The agent will naturally have more judgement and autonomy here than with atoms, but we're still aiming to keep things as explicit as possible.
COMPOUNDS
Compounds are higher-level orchestrators that run multiple molecules.
- "run outbound sales playbook"
- "plan and build this feature, then review and QA it"
This is the level where you actually hand the agent meaningful autonomy.
These are likely going to be less deterministic by nature, because there's so many levels at which the agent might need to make judgements.
These are also the trickiest to actually get right, and they will probably require a human to drive them.
Yes, a human probably needs to drive the compounds (at least today).
Leverage & Brain RAM
Each level is an order of magnitude of leverage higher, so if you are driving compounds instead of atoms, you can probably do 100x more.
Here's why.
Your brain's RAM (ability to hold multiple tasks in memory and context switch effectively) is actually the limiting resource now.
For example, consider this scenario.
Let's say your brain is capable of context switching between up to 5 agents in parallel.
Now suppose:
- 1 compound orchestrates 10 molecules
- 1 molecule orchestrates 10 atoms (RELIABLY of course)
If you are driving your agents to do atomic work, you're just clogging up 1 RAM slot with low-leverage work because that work is basically deterministic.
Why are you sitting in the driver's seat when your car has full self-driving?
But if you're driving 5 agents that you're orchestrating in parallel to do molecule or compound level work, that's: - 5 compound tasks
- 50 molecular tasks
- 500 atomic units of work
It takes a similar amount of brain RAM and time to execute 5 atomic tasks in parallel vs 5 compound tasks in parallel.
https://pbs.twimg.com/media/HGjWL7ybMAAsTU8.png
For the same amount of time and brain RAM spent, work output varies massively if you drive atomic work vs compound work
There's a good parallel here with how a CTO of a company with 1000 employees is not going to be fixing every bug himself.
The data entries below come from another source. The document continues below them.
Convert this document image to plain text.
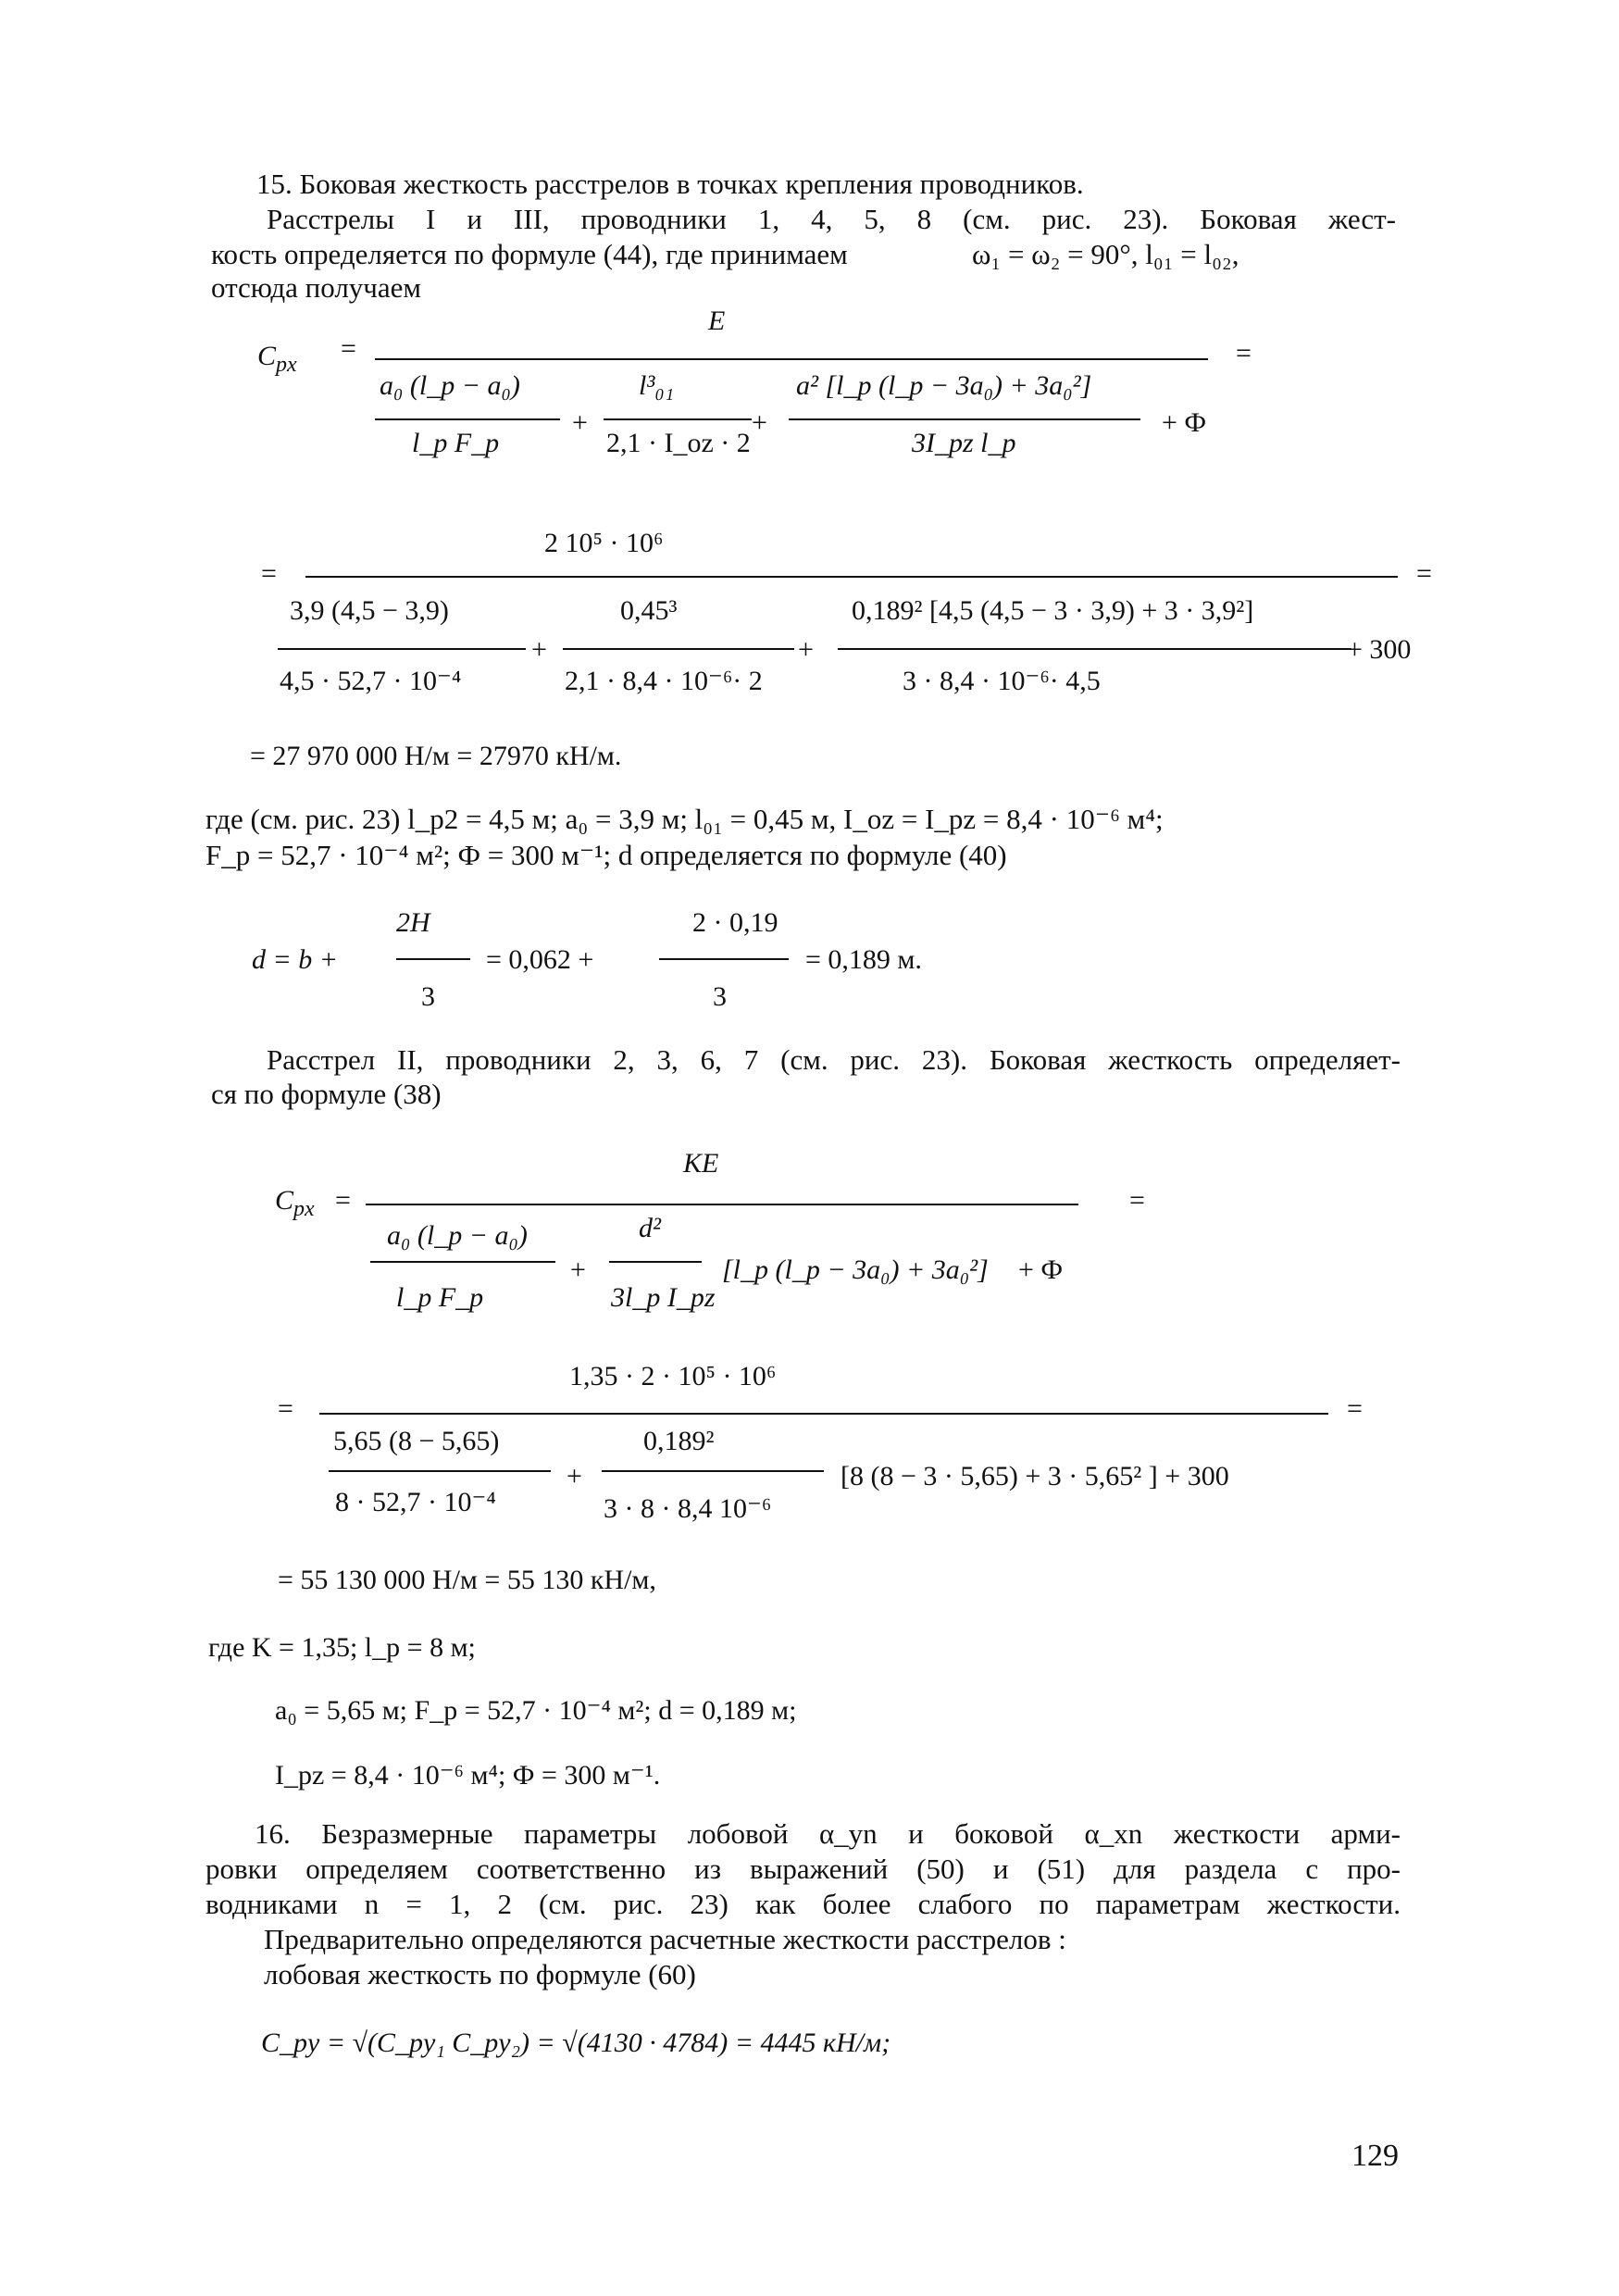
15. Боковая жесткость расстрелов в точках крепления проводников.
Расстрелы I и III, проводники 1, 4, 5, 8 (см. рис. 23). Боковая жест-
кость определяется по формуле (44), где принимаем	ω₁ = ω₂ = 90°, l₀₁ = l₀₂,
отсюда получаем
E
$C_{px}$
=	=
a₀ (l_p − a₀)
l_p F_p
+
l³₀₁
2,1 · I_oz · 2
+
a² [l_p (l_p − 3a₀) + 3a₀²]
3I_pz l_p
+ Ф
2 10⁵ · 10⁶
=	=
3,9 (4,5 − 3,9)
4,5 · 52,7 · 10⁻⁴
+
0,45³
2,1 · 8,4 · 10⁻⁶· 2
+
0,189² [4,5 (4,5 − 3 · 3,9) + 3 · 3,9²]
3 · 8,4 · 10⁻⁶· 4,5
+ 300
= 27 970 000 Н/м = 27970 кН/м.
где (см. рис. 23) l_p2 = 4,5 м; a₀ = 3,9 м; l₀₁ = 0,45 м, I_oz = I_pz = 8,4 · 10⁻⁶ м⁴;
F_p = 52,7 · 10⁻⁴ м²; Ф = 300 м⁻¹; d определяется по формуле (40)
d = b +
2H
3
= 0,062 +
2 · 0,19
3
= 0,189 м.
Расстрел II, проводники 2, 3, 6, 7 (см. рис. 23). Боковая жесткость определяет-
ся по формуле (38)
KE
$C_{px}$ =	=
a₀ (l_p − a₀)
l_p F_p
+
d²
3l_p I_pz
[l_p (l_p − 3a₀) + 3a₀²] + Ф
1,35 · 2 · 10⁵ · 10⁶
=	=
5,65 (8 − 5,65)
8 · 52,7 · 10⁻⁴
+
0,189²
3 · 8 · 8,4 10⁻⁶
[8 (8 − 3 · 5,65) + 3 · 5,65² ] + 300
= 55 130 000 Н/м = 55 130 кН/м,
где K = 1,35; l_p = 8 м;
a₀ = 5,65 м; F_p = 52,7 · 10⁻⁴ м²; d = 0,189 м;
I_pz = 8,4 · 10⁻⁶ м⁴; Ф = 300 м⁻¹.
16. Безразмерные параметры лобовой α_yn и боковой α_xn жесткости арми-
ровки определяем соответственно из выражений (50) и (51) для раздела с про-
водниками n = 1, 2 (см. рис. 23) как более слабого по параметрам жесткости.
Предварительно определяются расчетные жесткости расстрелов :
лобовая жесткость по формуле (60)
C_py = √(C_py₁ C_py₂) = √(4130 · 4784) = 4445 кН/м;
129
He can trust the ICs to do that work reliably.
Where This Breaks (Still Figuring It Out)
Of course, the key here is that:
- every atom has to be solid
- the molecules have to chain them dependably
- the agent needs enough autonomy at the compound level to make real decisions
Your judgement is at the compound level (or higher).
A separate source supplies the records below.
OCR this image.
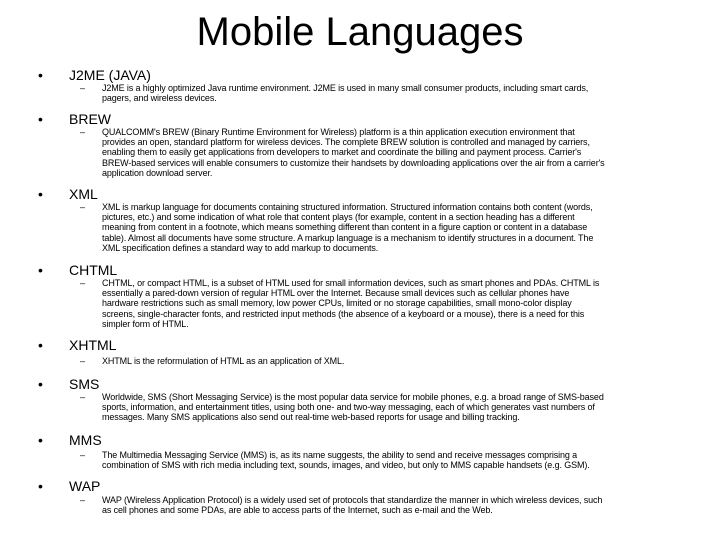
Mobile Languages
• J2ME (JAVA)
– J2ME is a highly optimized Java runtime environment. J2ME is used in many small consumer products, including smart cards,
pagers, and wireless devices.
• BREW
– QUALCOMM's BREW (Binary Runtime Environment for Wireless) platform is a thin application execution environment that
provides an open, standard platform for wireless devices. The complete BREW solution is controlled and managed by carriers,
enabling them to easily get applications from developers to market and coordinate the billing and payment process. Carrier's
BREW-based services will enable consumers to customize their handsets by downloading applications over the air from a carrier's
application download server.
• XML
– XML is markup language for documents containing structured information. Structured information contains both content (words,
pictures, etc.) and some indication of what role that content plays (for example, content in a section heading has a different
meaning from content in a footnote, which means something different than content in a figure caption or content in a database
table). Almost all documents have some structure. A markup language is a mechanism to identify structures in a document. The
XML specification defines a standard way to add markup to documents.
• CHTML
– CHTML, or compact HTML, is a subset of HTML used for small information devices, such as smart phones and PDAs. CHTML is
essentially a pared-down version of regular HTML over the Internet. Because small devices such as cellular phones have
hardware restrictions such as small memory, low power CPUs, limited or no storage capabilities, small mono-color display
screens, single-character fonts, and restricted input methods (the absence of a keyboard or a mouse), there is a need for this
simpler form of HTML.
• XHTML
– XHTML is the reformulation of HTML as an application of XML.
• SMS
– Worldwide, SMS (Short Messaging Service) is the most popular data service for mobile phones, e.g. a broad range of SMS-based
sports, information, and entertainment titles, using both one- and two-way messaging, each of which generates vast numbers of
messages. Many SMS applications also send out real-time web-based reports for usage and billing tracking.
• MMS
– The Multimedia Messaging Service (MMS) is, as its name suggests, the ability to send and receive messages comprising a
combination of SMS with rich media including text, sounds, images, and video, but only to MMS capable handsets (e.g. GSM).
• WAP
– WAP (Wireless Application Protocol) is a widely used set of protocols that standardize the manner in which wireless devices, such
as cell phones and some PDAs, are able to access parts of the Internet, such as e-mail and the Web.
Still figuring out where this breaks.
My guess: compounds that span more than 8-10 molecules start hitting their own reliability ceiling.
At some point, compounds will be good enough that we'll need even higher abstraction above that.
I haven't hit it yet.
I'm still driving molecules and compounds, and even that does not feel trivial to get right.But the goal is to keep moving up to higher levels for every workstream.
We set up our skills library with this atoms / molecules / compounds structure and it's pretty good.
We called them: - capabilities (atoms)
- composites (molecules)
- playbooks (compounds)
So far it's working pretty well.
The big challenge
The reliability / consistency of the skills at every level is non-trivial to get right and testing the skills takes a lot of time.
I imagine an autoresearch type solution might be able to solve this, but I haven't tried that yet for this problem. Hopefully someday soon.